In cycle 140, samples were taken in order to systematically measure COD concentration changes during the cycle. Most of the introduced COD was removed during the first 5 h of aeration following first order kinetics (Fig. 4). With increasing organic load, the rate constant (k) fell from 0.513 h⁻¹ in reactor A to 0.446  per hour in reactor D. The initial rate of COD removal (r) was correlated with the organic load and varied from 123.12 to 472.76 mg COD/L per hour, in reactors A and D, respectively. These results indicate that in the future applications the aeration phase might be shortened to about 5–6 h while still maintaining the effluent quality.

Conclusions

The glycerol fraction generated in the biodiesel industry can be used for granular sludge production.

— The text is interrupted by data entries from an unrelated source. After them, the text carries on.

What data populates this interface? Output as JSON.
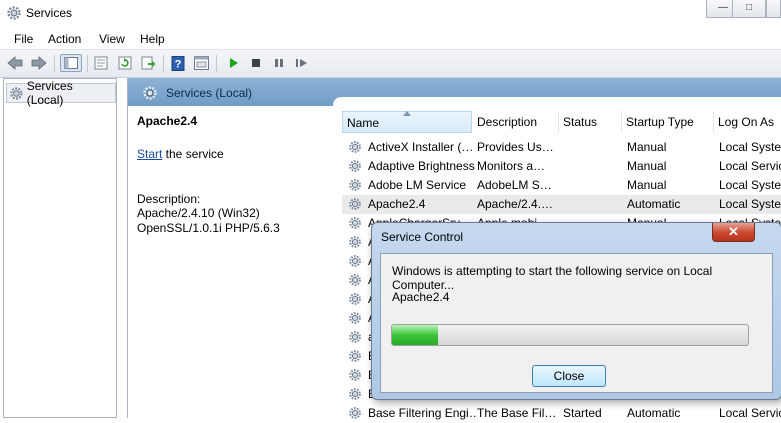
{
  "window": {
    "title": "Services",
    "minimize_glyph": "—",
    "maximize_glyph": "□",
    "icon": "gear-icon"
  },
  "menu": [
    "File",
    "Action",
    "View",
    "Help"
  ],
  "toolbar": {
    "buttons": [
      "back-arrow-icon",
      "forward-arrow-icon",
      "show-tree-icon",
      "properties-icon",
      "refresh-icon",
      "export-list-icon",
      "help-icon",
      "console-icon",
      "play-icon",
      "stop-icon",
      "pause-icon",
      "restart-icon"
    ]
  },
  "tree": {
    "root_label": "Services (Local)"
  },
  "pane": {
    "title": "Services (Local)",
    "service_name": "Apache2.4",
    "start_link": "Start",
    "start_suffix": " the service",
    "description_label": "Description:",
    "description_line1": "Apache/2.4.10 (Win32)",
    "description_line2": "OpenSSL/1.0.1i PHP/5.6.3"
  },
  "table": {
    "columns": [
      "Name",
      "Description",
      "Status",
      "Startup Type",
      "Log On As"
    ],
    "rows": [
      [
        "ActiveX Installer (…",
        "Provides Us…",
        "",
        "Manual",
        "Local Syste…"
      ],
      [
        "Adaptive Brightness",
        "Monitors a…",
        "",
        "Manual",
        "Local Servic…"
      ],
      [
        "Adobe LM Service",
        "AdobeLM S…",
        "",
        "Manual",
        "Local Syste…"
      ],
      [
        "Apache2.4",
        "Apache/2.4.…",
        "",
        "Automatic",
        "Local Syste…"
      ],
      [
        "AppleChargerSrv",
        "Apple mobi…",
        "",
        "Manual",
        "Local Syste…"
      ],
      [
        "A",
        "",
        "",
        "",
        "Local Syste…"
      ],
      [
        "A",
        "",
        "",
        "",
        "Local Servic…"
      ],
      [
        "A",
        "",
        "",
        "",
        "Local Syste…"
      ],
      [
        "A",
        "",
        "",
        "",
        "Local Syste…"
      ],
      [
        "A",
        "",
        "",
        "",
        "Local S…"
      ],
      [
        "a",
        "",
        "",
        "",
        "Local Syste…"
      ],
      [
        "B",
        "",
        "",
        "",
        "Local Servic…"
      ],
      [
        "B",
        "",
        "",
        "",
        "Local Syste…"
      ],
      [
        "B",
        "",
        "",
        "",
        "Local Servic…"
      ],
      [
        "Base Filtering Engi…",
        "The Base Fil…",
        "Started",
        "Automatic",
        "Local Servic…"
      ]
    ],
    "selected_row": 3
  },
  "dialog": {
    "title": "Service Control",
    "close_glyph": "✕",
    "message": "Windows is attempting to start the following service on Local Computer...",
    "service": "Apache2.4",
    "progress": 0.13,
    "close_button": "Close"
  },
  "colors": {
    "pane_header": "#7ea7cd",
    "selection": "#eaeaea",
    "progress_fill": "#3dc63a",
    "link": "#1a4ea0"
  }
}
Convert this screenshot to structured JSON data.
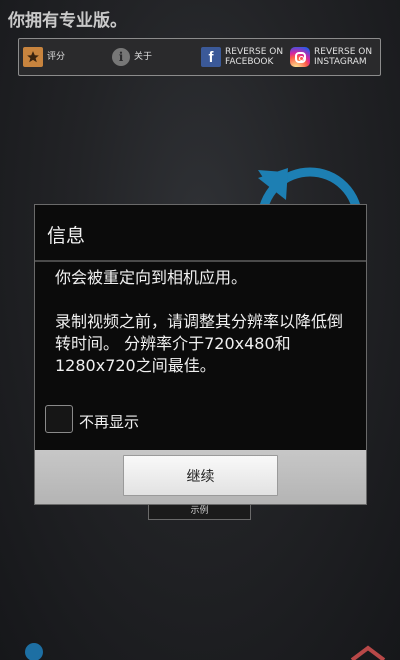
{
  "banner": {
    "text": "你拥有专业版。"
  },
  "toolbar": {
    "rate_label": "评分",
    "about_label": "关于",
    "facebook_label_line1": "REVERSE ON",
    "facebook_label_line2": "FACEBOOK",
    "instagram_label_line1": "REVERSE ON",
    "instagram_label_line2": "INSTAGRAM"
  },
  "icons": {
    "rate": "star-icon",
    "about": "info-icon",
    "facebook": "facebook-icon",
    "instagram": "instagram-icon"
  },
  "colors": {
    "accent_blue": "#1d7fb3",
    "facebook_blue": "#3b5998",
    "star_orange": "#c8843e"
  },
  "dialog": {
    "title": "信息",
    "message": "你会被重定向到相机应用。\n\n录制视频之前，请调整其分辨率以降低倒转时间。 分辨率介于720x480和1280x720之间最佳。",
    "checkbox_label": "不再显示",
    "checkbox_checked": false,
    "continue_label": "继续"
  },
  "background": {
    "example_label": "示例"
  }
}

The granular sludge obtained in the experiment can serve as seed sludge for granule-based SBRs, thus shortening the start-up period. The minimum organic load enabling activated sludge transformation into granules was 0.6 g COD/g TSS per cycle. The highest granular sludge production was noted at an organic load of 1.1 ± 0.27 g COD/g TSS per cycle. Granules were successfully cultivated in the reactors with a low h/d ratio, however, their diameter was significantly higher in comparison with those grown in column reactors.